Saturday, January 23, 2010
The Bay Breakup
The Globe (online) has a feature on the front page of their sports page this morning describing the "Worst Sox Breakups." The photo gallery includes players like Johnny Damon, Nomar Garciaparra, Wade Boggs, and, for some inexplicable reason, Jason Bay.
Obviously, I would have liked to keep Jason Bay in Boston, but with all the conversation about his suddenly suspect knees lately, I think the front office made the correct choice. You know the whole story by now: the Sox apparently pulled their 4-year, $60 million deal off the table this summer because of concerns about the left fielders knees, and came back with several offers that contained "medical contingencies." Bay refused those offers, as is his right, and signed with the Mets for 4 years and $66 million, with a club option for a fifth year. Maybe everything didn't work out as planned, but I would hardly call the situation a contentious breakup.
According to this story from WEEI.com's Rob Bradford, posted on Thursday, Bay had several independent physicians examine him, and none found any cause for concern:
"Listen, I could understand the club wanting all these medical contingencies if I had spent any recent time on the DL, but I had no history of being a risk for injuries and I wasn't hurt."
Bay has a valid point, but the Sox medical team saw something, and they've seen things other teams have missed in the past (Hello, Pedro Martinez!). However, unlike most of the other players and coaches in the Globe's gallery, Bay fired no parting shots at the Red Sox, which makes his situation vastly different from, say, Manny Ramirez's. Bay also was diplomatic throughout his year and a half in Boston: though he'd admitted he liked the idea of staying in Boston, he had never promised anything to the fans, a la Johnny Damon.

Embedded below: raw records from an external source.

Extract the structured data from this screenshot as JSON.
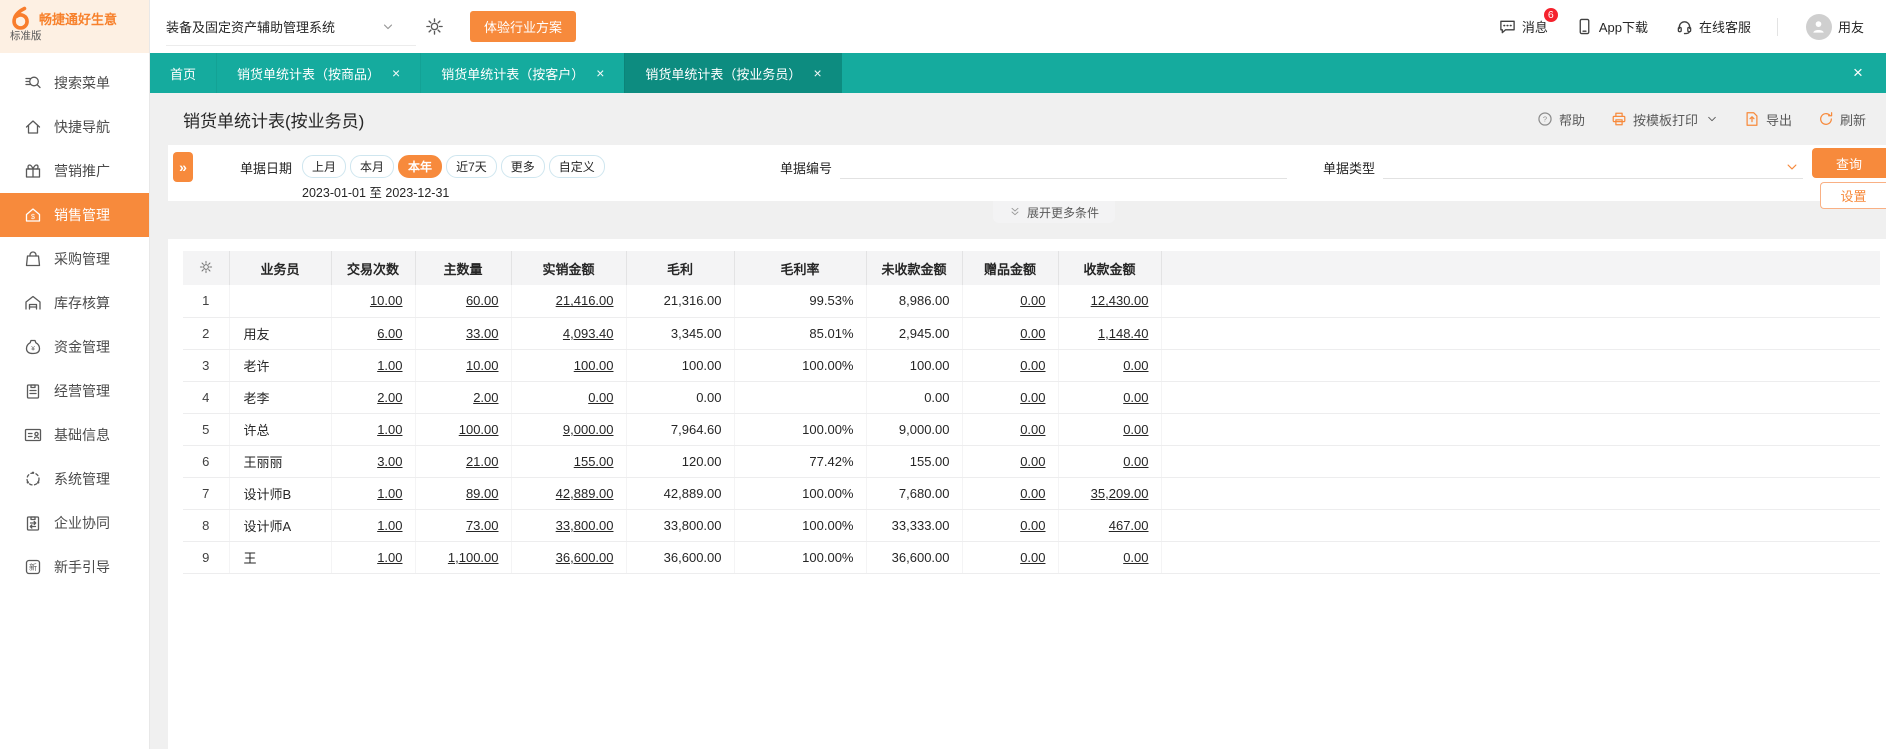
{
  "colors": {
    "accent": "#f78a3c",
    "teal": "#15ab9e",
    "teal_active": "#0d8c80",
    "badge_red": "#f5222d",
    "logo_cream": "#fdf0e3"
  },
  "brand": {
    "name": "畅捷通好生意",
    "edition": "标准版"
  },
  "topbar": {
    "system_select": {
      "value": "装备及固定资产辅助管理系统"
    },
    "trial_button": "体验行业方案",
    "messages_label": "消息",
    "messages_badge": "6",
    "app_download_label": "App下载",
    "online_service_label": "在线客服",
    "user_name": "用友"
  },
  "sidebar": {
    "items": [
      {
        "key": "search-menu",
        "icon": "search",
        "label": "搜索菜单",
        "active": false
      },
      {
        "key": "quick-nav",
        "icon": "home",
        "label": "快捷导航",
        "active": false
      },
      {
        "key": "marketing",
        "icon": "gift",
        "label": "营销推广",
        "active": false
      },
      {
        "key": "sales",
        "icon": "sales",
        "label": "销售管理",
        "active": true
      },
      {
        "key": "purchase",
        "icon": "purchase",
        "label": "采购管理",
        "active": false
      },
      {
        "key": "inventory",
        "icon": "inventory",
        "label": "库存核算",
        "active": false
      },
      {
        "key": "funds",
        "icon": "funds",
        "label": "资金管理",
        "active": false
      },
      {
        "key": "operations",
        "icon": "operations",
        "label": "经营管理",
        "active": false
      },
      {
        "key": "basic-info",
        "icon": "basic-info",
        "label": "基础信息",
        "active": false
      },
      {
        "key": "system",
        "icon": "system",
        "label": "系统管理",
        "active": false
      },
      {
        "key": "collaboration",
        "icon": "collab",
        "label": "企业协同",
        "active": false
      },
      {
        "key": "guide",
        "icon": "guide",
        "label": "新手引导",
        "active": false
      }
    ]
  },
  "tabbar": {
    "tabs": [
      {
        "label": "首页",
        "closable": false,
        "active": false
      },
      {
        "label": "销货单统计表（按商品）",
        "closable": true,
        "active": false
      },
      {
        "label": "销货单统计表（按客户）",
        "closable": true,
        "active": false
      },
      {
        "label": "销货单统计表（按业务员）",
        "closable": true,
        "active": true
      }
    ],
    "close_all": "×"
  },
  "page": {
    "title": "销货单统计表(按业务员)"
  },
  "toolbar": {
    "help": "帮助",
    "print": "按模板打印",
    "export": "导出",
    "refresh": "刷新"
  },
  "filters": {
    "date_label": "单据日期",
    "date_options": [
      {
        "label": "上月",
        "selected": false
      },
      {
        "label": "本月",
        "selected": false
      },
      {
        "label": "本年",
        "selected": true
      },
      {
        "label": "近7天",
        "selected": false
      },
      {
        "label": "更多",
        "selected": false
      },
      {
        "label": "自定义",
        "selected": false
      }
    ],
    "date_range": "2023-01-01 至 2023-12-31",
    "doc_no_label": "单据编号",
    "doc_no_value": "",
    "doc_type_label": "单据类型",
    "doc_type_value": "",
    "query_button": "查询",
    "settings_button": "设置",
    "expand_more": "展开更多条件"
  },
  "table": {
    "columns": [
      "业务员",
      "交易次数",
      "主数量",
      "实销金额",
      "毛利",
      "毛利率",
      "未收款金额",
      "赠品金额",
      "收款金额"
    ],
    "link_value_indices": [
      0,
      1,
      2,
      6,
      7
    ],
    "rows": [
      {
        "no": "1",
        "name": "",
        "values": [
          "10.00",
          "60.00",
          "21,416.00",
          "21,316.00",
          "99.53%",
          "8,986.00",
          "0.00",
          "12,430.00"
        ]
      },
      {
        "no": "2",
        "name": "用友",
        "values": [
          "6.00",
          "33.00",
          "4,093.40",
          "3,345.00",
          "85.01%",
          "2,945.00",
          "0.00",
          "1,148.40"
        ]
      },
      {
        "no": "3",
        "name": "老许",
        "values": [
          "1.00",
          "10.00",
          "100.00",
          "100.00",
          "100.00%",
          "100.00",
          "0.00",
          "0.00"
        ]
      },
      {
        "no": "4",
        "name": "老李",
        "values": [
          "2.00",
          "2.00",
          "0.00",
          "0.00",
          "",
          "0.00",
          "0.00",
          "0.00"
        ]
      },
      {
        "no": "5",
        "name": "许总",
        "values": [
          "1.00",
          "100.00",
          "9,000.00",
          "7,964.60",
          "100.00%",
          "9,000.00",
          "0.00",
          "0.00"
        ]
      },
      {
        "no": "6",
        "name": "王丽丽",
        "values": [
          "3.00",
          "21.00",
          "155.00",
          "120.00",
          "77.42%",
          "155.00",
          "0.00",
          "0.00"
        ]
      },
      {
        "no": "7",
        "name": "设计师B",
        "values": [
          "1.00",
          "89.00",
          "42,889.00",
          "42,889.00",
          "100.00%",
          "7,680.00",
          "0.00",
          "35,209.00"
        ]
      },
      {
        "no": "8",
        "name": "设计师A",
        "values": [
          "1.00",
          "73.00",
          "33,800.00",
          "33,800.00",
          "100.00%",
          "33,333.00",
          "0.00",
          "467.00"
        ]
      },
      {
        "no": "9",
        "name": "王",
        "values": [
          "1.00",
          "1,100.00",
          "36,600.00",
          "36,600.00",
          "100.00%",
          "36,600.00",
          "0.00",
          "0.00"
        ]
      }
    ]
  }
}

It seems to me that the Globe might be trying to stir up some drama where none exists. Both Bay and the Red Sox seem ready to move on. The Jason Bay era was short and often sweet: this wasn't a franchise face that was snubbing the Sox, it was a difference in medical opinion, and, if you recall, the Sox medical team was right, and the Mets' wrong, about Martinez a few years back. For now, I stand by the decision to let Jason Bay walk... if he rakes for the next four years without injury (though in cavernous CitiField, that's a BIG "if"), that will be another story.